Falscher Fuß

Alexander Heller

von Alexander Heller

Story

Ich bin heute mit dem falschen Fuß aufgestanden. Genau genommen sind beide meiner Füße falsch aufgestanden. Mir wurde klar, dass dieser Tag eine Katastrophe wird, und zwar ab dem Zeitpunkt, als ich auf der Toilette saß und der WC-Sitz gebrochen ist. Gut, ich habe in der letzten Zeit ein wenig zu genommen, aber wegen 3 zusätzlichen Kilos bricht noch kein WC-Sitz in zwei. „Selber fett.“, grunzte ich der Toilette entgegen. Ich erkannte die Anzeichen und ging zum Gegenangriff über. Ich setzte mich auf den Boden im Badezimmer und meditierte einige Minuten. Wenn ich schon mit wehenden Fahnen untergehe, dann mit Entspannung im Gesicht. Was folgte war ein Ablauf an Pleiten, Pech und Pannen, die jedes Fernsehformat lieben würde. Meine Zahnbürste fiel ins Klo, weshalb ich aufgrund Mangels einer Zweiten meine Zähne mit den Fingern putzen durfte. Weiter ging es zum Hund, der sich spontan dazu entschied, auf den Teppich zu kotzen. Natürlich ohne mein Wissen, damit ich aus dem Bad direkt in warmes Erbrochene stiefelte.

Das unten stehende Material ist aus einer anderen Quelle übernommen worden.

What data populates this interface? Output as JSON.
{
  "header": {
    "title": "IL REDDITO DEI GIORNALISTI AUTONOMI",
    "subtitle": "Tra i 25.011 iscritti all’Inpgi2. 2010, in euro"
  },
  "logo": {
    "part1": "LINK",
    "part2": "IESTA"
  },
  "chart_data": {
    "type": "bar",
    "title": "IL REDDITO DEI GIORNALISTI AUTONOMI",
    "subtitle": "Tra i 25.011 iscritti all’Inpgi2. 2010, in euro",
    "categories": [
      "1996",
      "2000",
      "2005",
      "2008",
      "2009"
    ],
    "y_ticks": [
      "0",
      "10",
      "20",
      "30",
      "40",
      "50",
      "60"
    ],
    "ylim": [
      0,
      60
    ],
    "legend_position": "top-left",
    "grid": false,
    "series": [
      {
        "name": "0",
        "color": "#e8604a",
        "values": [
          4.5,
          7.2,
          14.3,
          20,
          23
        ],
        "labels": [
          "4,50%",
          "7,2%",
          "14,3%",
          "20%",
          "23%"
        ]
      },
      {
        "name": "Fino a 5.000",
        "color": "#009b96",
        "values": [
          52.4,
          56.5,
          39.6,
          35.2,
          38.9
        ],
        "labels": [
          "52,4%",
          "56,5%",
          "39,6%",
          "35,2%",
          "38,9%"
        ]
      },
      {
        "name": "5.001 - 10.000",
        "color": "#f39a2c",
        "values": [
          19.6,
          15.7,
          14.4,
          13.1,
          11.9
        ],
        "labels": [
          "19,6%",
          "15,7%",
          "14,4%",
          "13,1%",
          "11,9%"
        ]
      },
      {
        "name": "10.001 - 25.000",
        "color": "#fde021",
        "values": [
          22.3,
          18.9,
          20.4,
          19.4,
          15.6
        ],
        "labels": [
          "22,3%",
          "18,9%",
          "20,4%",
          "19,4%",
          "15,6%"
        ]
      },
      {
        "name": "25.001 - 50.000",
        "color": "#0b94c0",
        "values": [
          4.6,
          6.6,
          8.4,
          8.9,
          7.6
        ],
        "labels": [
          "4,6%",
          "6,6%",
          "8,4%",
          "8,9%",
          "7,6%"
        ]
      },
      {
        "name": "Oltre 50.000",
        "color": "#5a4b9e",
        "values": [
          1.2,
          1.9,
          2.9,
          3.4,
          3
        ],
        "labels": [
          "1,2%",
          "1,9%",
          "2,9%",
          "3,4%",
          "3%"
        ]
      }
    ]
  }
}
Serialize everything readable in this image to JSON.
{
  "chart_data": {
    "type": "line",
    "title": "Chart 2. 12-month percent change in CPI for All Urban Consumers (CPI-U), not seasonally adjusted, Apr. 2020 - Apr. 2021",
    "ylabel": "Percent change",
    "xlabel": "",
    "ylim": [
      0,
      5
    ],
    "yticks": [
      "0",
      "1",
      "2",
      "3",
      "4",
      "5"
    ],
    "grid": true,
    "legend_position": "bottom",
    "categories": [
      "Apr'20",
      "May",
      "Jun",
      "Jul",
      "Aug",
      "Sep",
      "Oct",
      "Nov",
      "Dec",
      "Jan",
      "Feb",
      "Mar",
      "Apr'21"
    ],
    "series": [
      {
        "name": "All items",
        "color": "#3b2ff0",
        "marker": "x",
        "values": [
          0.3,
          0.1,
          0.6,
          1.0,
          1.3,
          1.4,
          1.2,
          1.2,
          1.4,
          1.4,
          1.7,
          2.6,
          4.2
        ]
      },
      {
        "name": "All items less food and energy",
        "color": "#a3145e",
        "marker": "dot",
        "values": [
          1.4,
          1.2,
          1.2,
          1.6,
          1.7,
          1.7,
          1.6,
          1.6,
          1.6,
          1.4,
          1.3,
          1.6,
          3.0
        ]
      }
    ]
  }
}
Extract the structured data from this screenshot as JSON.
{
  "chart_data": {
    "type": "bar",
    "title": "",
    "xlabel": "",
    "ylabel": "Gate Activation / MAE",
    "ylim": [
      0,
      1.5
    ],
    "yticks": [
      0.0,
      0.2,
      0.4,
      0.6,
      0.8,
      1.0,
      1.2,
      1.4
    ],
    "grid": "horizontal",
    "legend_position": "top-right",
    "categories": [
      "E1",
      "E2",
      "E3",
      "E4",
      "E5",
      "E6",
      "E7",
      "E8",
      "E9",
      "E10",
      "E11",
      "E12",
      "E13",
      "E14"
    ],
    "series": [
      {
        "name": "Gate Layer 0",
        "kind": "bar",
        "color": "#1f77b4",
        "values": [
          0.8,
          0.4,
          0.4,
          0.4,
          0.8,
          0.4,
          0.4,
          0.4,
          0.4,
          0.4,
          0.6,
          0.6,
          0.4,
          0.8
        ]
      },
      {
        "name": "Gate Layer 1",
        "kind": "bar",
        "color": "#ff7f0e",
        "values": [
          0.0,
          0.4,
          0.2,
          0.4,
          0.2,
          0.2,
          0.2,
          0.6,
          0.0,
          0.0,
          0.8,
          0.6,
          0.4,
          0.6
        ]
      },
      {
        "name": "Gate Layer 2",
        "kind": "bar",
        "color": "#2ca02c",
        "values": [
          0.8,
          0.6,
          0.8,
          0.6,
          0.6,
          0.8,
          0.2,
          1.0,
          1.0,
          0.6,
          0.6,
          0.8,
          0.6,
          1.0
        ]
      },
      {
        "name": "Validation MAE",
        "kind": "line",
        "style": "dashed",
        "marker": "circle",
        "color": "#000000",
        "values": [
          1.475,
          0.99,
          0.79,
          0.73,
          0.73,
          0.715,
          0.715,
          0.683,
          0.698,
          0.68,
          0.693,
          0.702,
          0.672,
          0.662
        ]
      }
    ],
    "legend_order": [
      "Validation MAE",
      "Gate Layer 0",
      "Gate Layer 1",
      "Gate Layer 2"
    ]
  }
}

Der Zug fuhr vor meiner Nase davon und der nächste Zug kündigte sich mit 10 Minuten Verspätung an. Bei der Kartenkontrolle in der Bahn stürzte mein Handy mehrmals ab und ich stand ohne gültigen Fahrschein da. Im Büro angekommen waren alle vorhandenen Kaffeemaschinen mit der Aufschrift „Defekt“ versehen. In der nahe gelegenen Bäckerei gab es zwar einen miserablen Kaffee, dafür aber eine Warteschlange, die ins Guinness Buch der Rekorde aufgenommen werden könnte. Der Kaffee war nicht nur miserabel, er sorgte auch für ordentlich Grummeln im Magen. Ich überprüfte die verpassten Anrufe und E-Mails, die innerhalb der paar Minuten eingegangen sind, als ich Kaffee holen war. Ich verbrachte die meiste Zeit damit, Telefonate zu führen, obwohl ich telefonieren hasse.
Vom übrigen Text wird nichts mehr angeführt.